Теперь пора кончать. Да хранит Бог тебя и девочек! Моя дорогая, моя единственная и мое все, моя нежно любимая женушка, страстно и нежно целую тебя, не отнимая губ.
Навсегдатвой
Ники.
Ц.С. 22 мая 1916 г.
Мой родной, милый!
От всего моего любящего сердца шлю тебе спасибо за твое дорогое письмо, так мне дорого все, что ты пишешь! Я тоже жажду милых ласк моего мужа и его нежных горячих поцелуев!
Тепло, пасмурно, и собирается дождь. Мы были в церкви, затем Иза и Настенька завтракали у нас. Когда кончу это письмо, мы отправимся в Большой Дворец, а в 2 на крестный ход, т.е., на молебен — из Колпина привезли чудотворный образ св. Николая. Вчерашний вечер мы уютно провели в лазарете. Старшие девочки чистили инструменты при помощи Шах-Б. и Равтополо. Младшие болтали до 10 — я сидела и работала, а потом мы вместе раскладывали головоломки (puzzles), позабыв о времени, просидели до 12. Кн. Г. тоже занялась головоломкой! Там я чувствую себя сейчас уютнее, чем дома. Мне неприятно, что приходится докучать тебе письмом от m-me Сухомлиновой. Другую бумагу посылает один раненый, возвращающийся в строй, — ему хотелось бы выяснить насчет его знака отличия.
Силаев уезжает сегодня. Мы вчера пили шоколад с ним, а также с его братом и женой (она отвратительна), с Шах-Баг. и Равтополо.
Позже у меня будут Шуваев и Бетси Ш. Постоянно масса дела.
Сердце обливается кровью при мысли о всех этих потерях на море — столько жизней загублено, это такая трагедия!
Теперь должна кончать. Прощай, мой единственный и мое все. Благословения и поцелуи без счета, мой Ники, шлет тебе твоя
Солнышко.
Говорят, что Китченер 28-го приедет сюда или в ставку
Ц. ставка. 22 мая 1916 г.
Мое любимое Солнышко!
Нежно благодарю тебя за твое дорогое письмо с двумя анютиными глазками один я отдал Бэби. Теперь, наконец, погода стала хорошей и теплой. Вчера вечером, когда Алексей уже был в постели, разразилась гроза, где-то рядом с городом ударила молния, шел сильный дождь, после чего воздух стал чудесный и посвежело. Мы спали с открытым окном, что он очень одобрил. Слава Богу, он загорел и выглядит здоровым.

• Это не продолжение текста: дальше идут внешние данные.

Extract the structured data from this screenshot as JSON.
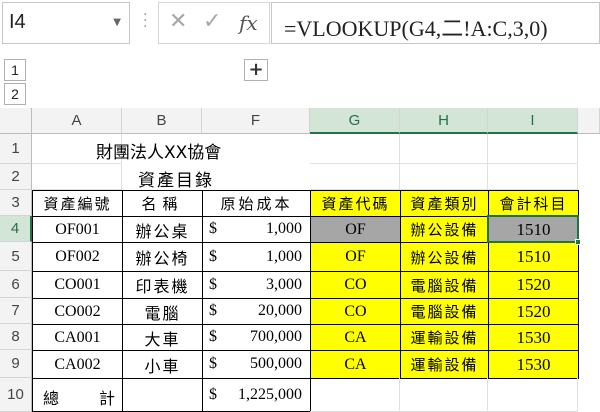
{
  "formula_bar": {
    "name_box": "I4",
    "formula": "=VLOOKUP(G4,二!A:C,3,0)",
    "cancel_glyph": "✕",
    "enter_glyph": "✓",
    "fx_label": "fx"
  },
  "outline": {
    "levels": [
      "1",
      "2"
    ],
    "expand_glyph": "+"
  },
  "columns": [
    "A",
    "B",
    "F",
    "G",
    "H",
    "I"
  ],
  "rows": [
    "1",
    "2",
    "3",
    "4",
    "5",
    "6",
    "7",
    "8",
    "9",
    "10"
  ],
  "title": "財團法人XX協會",
  "subtitle": "資產目錄",
  "headers": {
    "a": "資產編號",
    "b": "名稱",
    "f": "原始成本",
    "g": "資產代碼",
    "h": "資產類別",
    "i": "會計科目"
  },
  "data_rows": [
    {
      "code": "OF001",
      "name": "辦公桌",
      "currency": "$",
      "cost": "1,000",
      "asset_code": "OF",
      "category": "辦公設備",
      "account": "1510"
    },
    {
      "code": "OF002",
      "name": "辦公椅",
      "currency": "$",
      "cost": "1,000",
      "asset_code": "OF",
      "category": "辦公設備",
      "account": "1510"
    },
    {
      "code": "CO001",
      "name": "印表機",
      "currency": "$",
      "cost": "3,000",
      "asset_code": "CO",
      "category": "電腦設備",
      "account": "1520"
    },
    {
      "code": "CO002",
      "name": "電腦",
      "currency": "$",
      "cost": "20,000",
      "asset_code": "CO",
      "category": "電腦設備",
      "account": "1520"
    },
    {
      "code": "CA001",
      "name": "大車",
      "currency": "$",
      "cost": "700,000",
      "asset_code": "CA",
      "category": "運輸設備",
      "account": "1530"
    },
    {
      "code": "CA002",
      "name": "小車",
      "currency": "$",
      "cost": "500,000",
      "asset_code": "CA",
      "category": "運輸設備",
      "account": "1530"
    }
  ],
  "total": {
    "label_1": "總",
    "label_2": "計",
    "currency": "$",
    "value": "1,225,000"
  },
  "colors": {
    "highlight": "#ffff00",
    "selected_gray": "#a6a6a6",
    "excel_green": "#217346"
  }
}
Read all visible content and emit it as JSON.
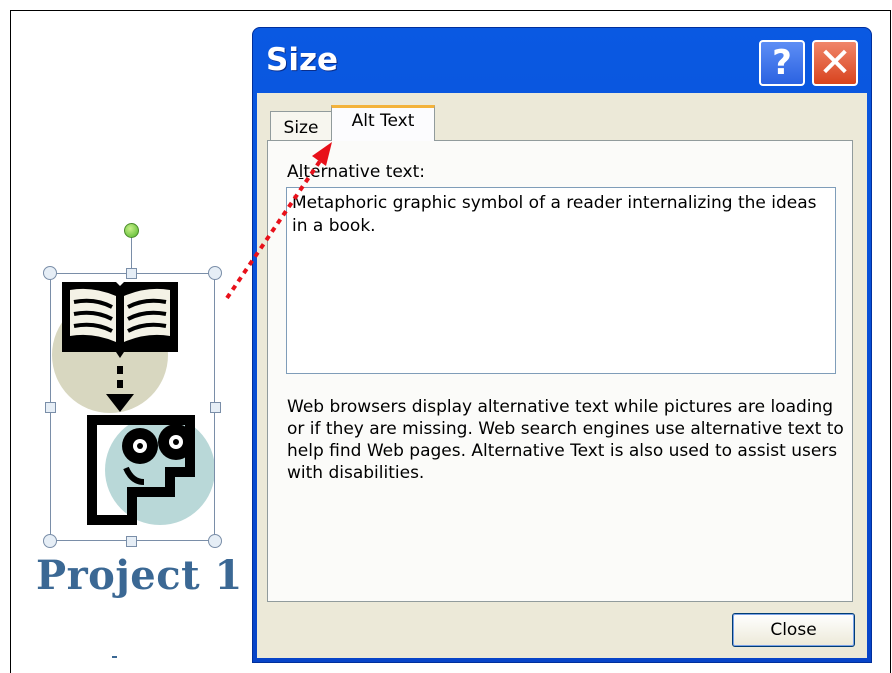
{
  "dialog": {
    "title": "Size",
    "help_button": "?",
    "close_glyph": "✕",
    "tabs": [
      {
        "label": "Size",
        "active": false
      },
      {
        "label": "Alt Text",
        "active": true
      }
    ],
    "alt_text_label_first": "A",
    "alt_text_label_underlined": "l",
    "alt_text_label_rest": "ternative text:",
    "alt_text_value": "Metaphoric graphic symbol of a reader internalizing the ideas in a book.",
    "help_text": "Web browsers display alternative text while pictures are loading or if they are missing.  Web search engines use alternative text to help find Web pages.  Alternative Text is also used to assist users with disabilities.",
    "close_button_label": "Close"
  },
  "canvas": {
    "project_title": "Project 1",
    "picture_icon": "book-reader-clipart-icon"
  },
  "colors": {
    "title_blue": "#0a59e2",
    "close_red": "#d8431e",
    "project_title": "#3b6894",
    "callout_arrow": "#e8101a"
  }
}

Я уверен, что ты получила от Григоровича подробности морского сражения, если же нет, попроси его сообщить тебе все, что он знает. Англичане признали потерю “Queen Mary”, “Invincible” и “Warspite” и 6 миноносцев-истребителей. Германцы, должно быть, потеряли, по крайней мере, такое же количество — во всяком случае, больше, чем они до сих пор опубликовали! Разумеется, это печально, — но подумай, сколько мы потеряли под Цусимой 11 лет тому назад!! Почти весь флот!
Сегодня ночью мы начали бомбардировку австрийских позиций несколько севернее Ротю. Да благословит Бог наши войска, которые так рвутся в наступление!
Морская экспедиция в Черном море прекрасно удалась — высадилась новая дивизия к западу от Трапезунда!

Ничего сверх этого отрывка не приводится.